Dans ses mémoires, l’ambassadeur Mohammed Sahnoun, premier secrétaire assistant de ce qui était alors l’Organisation de l’Unité africaine (OUA), se souvient du rôle historique de Mwalimu Nyerere dans la création du Comité de Libération. Il se souvient de la lucidité et des talents de stratège de Nyerere, en tous points remarquables, tout comme de son courage, gardant à l’esprit que son propre pays était nouvellement indépendant (depuis 1961) et que les institutions de son Etat en était au stade formation. Lorsque des conflits éclataient, ce qui était inévitable dans l’OUA et dans la sphère des politiques de libération, Nyerere, en Mwalimu (enseignant) qu’il était, a usé de ses talents d’analyste et de raisonnement pour trouver la bonne solution. Sahnoun affirme ainsi : « C’est un privilège unique d’avoir travaillé avec un tel dirigeant ».
Le 24 mai 1963, la conférence d’Addis Ababa des pays africains indépendants se réunissait pour la première fois sous la présidence de l’empereur d’Ethiopie, Haile Selassie.

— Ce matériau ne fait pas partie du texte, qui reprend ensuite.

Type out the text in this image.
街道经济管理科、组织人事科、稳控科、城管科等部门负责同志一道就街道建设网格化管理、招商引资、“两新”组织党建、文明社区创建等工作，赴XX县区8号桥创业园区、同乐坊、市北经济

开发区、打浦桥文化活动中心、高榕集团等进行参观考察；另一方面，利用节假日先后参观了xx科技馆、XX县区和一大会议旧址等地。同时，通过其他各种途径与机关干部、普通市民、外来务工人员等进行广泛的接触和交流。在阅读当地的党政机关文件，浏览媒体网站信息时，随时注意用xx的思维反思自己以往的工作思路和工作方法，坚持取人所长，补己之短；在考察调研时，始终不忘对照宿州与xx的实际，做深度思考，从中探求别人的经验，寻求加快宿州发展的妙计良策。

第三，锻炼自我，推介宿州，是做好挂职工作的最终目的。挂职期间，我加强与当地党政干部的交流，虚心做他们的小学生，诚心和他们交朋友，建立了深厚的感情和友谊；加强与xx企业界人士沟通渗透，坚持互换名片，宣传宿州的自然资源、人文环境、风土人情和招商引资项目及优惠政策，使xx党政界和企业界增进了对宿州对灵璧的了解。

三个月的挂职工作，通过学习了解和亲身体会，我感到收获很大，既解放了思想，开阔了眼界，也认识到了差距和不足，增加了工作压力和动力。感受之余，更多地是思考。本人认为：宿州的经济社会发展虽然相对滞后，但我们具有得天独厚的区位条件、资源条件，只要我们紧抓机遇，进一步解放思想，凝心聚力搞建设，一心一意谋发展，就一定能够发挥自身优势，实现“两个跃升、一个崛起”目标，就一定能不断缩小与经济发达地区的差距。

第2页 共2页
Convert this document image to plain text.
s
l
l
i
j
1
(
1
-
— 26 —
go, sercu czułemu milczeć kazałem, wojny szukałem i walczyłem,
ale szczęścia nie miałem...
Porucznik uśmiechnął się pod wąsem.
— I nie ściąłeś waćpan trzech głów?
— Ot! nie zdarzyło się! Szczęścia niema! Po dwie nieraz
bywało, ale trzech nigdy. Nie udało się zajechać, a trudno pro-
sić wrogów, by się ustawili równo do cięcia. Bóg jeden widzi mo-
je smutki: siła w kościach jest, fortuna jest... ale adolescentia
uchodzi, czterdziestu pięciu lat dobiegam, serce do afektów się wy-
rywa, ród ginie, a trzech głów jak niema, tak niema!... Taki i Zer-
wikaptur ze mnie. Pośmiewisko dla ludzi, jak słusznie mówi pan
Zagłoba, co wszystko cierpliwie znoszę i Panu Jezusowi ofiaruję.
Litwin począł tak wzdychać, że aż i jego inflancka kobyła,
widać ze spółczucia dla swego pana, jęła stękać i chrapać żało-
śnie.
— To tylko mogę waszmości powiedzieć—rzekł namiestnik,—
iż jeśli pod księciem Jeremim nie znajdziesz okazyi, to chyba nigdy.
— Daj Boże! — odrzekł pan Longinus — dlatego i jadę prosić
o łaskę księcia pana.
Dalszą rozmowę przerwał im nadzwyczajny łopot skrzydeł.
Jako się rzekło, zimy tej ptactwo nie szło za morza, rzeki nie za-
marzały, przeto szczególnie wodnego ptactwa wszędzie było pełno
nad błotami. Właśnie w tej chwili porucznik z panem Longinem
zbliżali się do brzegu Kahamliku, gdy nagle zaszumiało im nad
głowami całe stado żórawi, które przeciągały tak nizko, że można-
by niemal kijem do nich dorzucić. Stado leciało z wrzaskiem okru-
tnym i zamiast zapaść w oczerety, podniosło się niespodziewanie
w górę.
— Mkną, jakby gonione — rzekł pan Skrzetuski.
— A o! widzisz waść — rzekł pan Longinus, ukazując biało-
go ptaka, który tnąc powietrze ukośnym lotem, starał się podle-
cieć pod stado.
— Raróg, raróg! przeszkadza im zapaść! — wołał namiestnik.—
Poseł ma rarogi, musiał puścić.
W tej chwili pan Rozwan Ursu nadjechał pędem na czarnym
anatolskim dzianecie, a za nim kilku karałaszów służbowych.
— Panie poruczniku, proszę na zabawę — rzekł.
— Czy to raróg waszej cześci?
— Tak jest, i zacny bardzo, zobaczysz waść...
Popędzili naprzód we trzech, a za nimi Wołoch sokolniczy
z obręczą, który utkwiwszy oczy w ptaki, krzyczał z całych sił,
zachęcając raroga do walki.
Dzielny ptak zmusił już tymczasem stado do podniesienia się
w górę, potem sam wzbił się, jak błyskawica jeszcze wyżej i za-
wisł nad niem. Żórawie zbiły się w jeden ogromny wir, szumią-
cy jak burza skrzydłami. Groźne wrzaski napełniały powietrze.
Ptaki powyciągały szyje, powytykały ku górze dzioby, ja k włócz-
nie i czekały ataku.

J’avais assisté à la conférence comme membre de la délégation algérienne conduite par le président Ben Bella qui, avec d’autres chefs d’Etat de cette première génération de nationalistes, comme les présidents Nkrumah, Nasser, Sékou Touré et, bien sûr, Julius Nyerere, ont adopté la Charte de l’Organisation de l’Unité africaine (OUA).
C’était mon premier contact avec le président Nyerere, qui, à cette même réunion, a convaincu ses collègues de créer un organe subsidiaire de l’OUA, le Comité de Libération de l’OUA. Lequel, à son invitation, a établi son quartier général à Dar es Salam. Dire que le président Nyerere s’était engagé et anticipait la lutte pour la libération de l’Afrique à ce stade initial, est un euphémisme.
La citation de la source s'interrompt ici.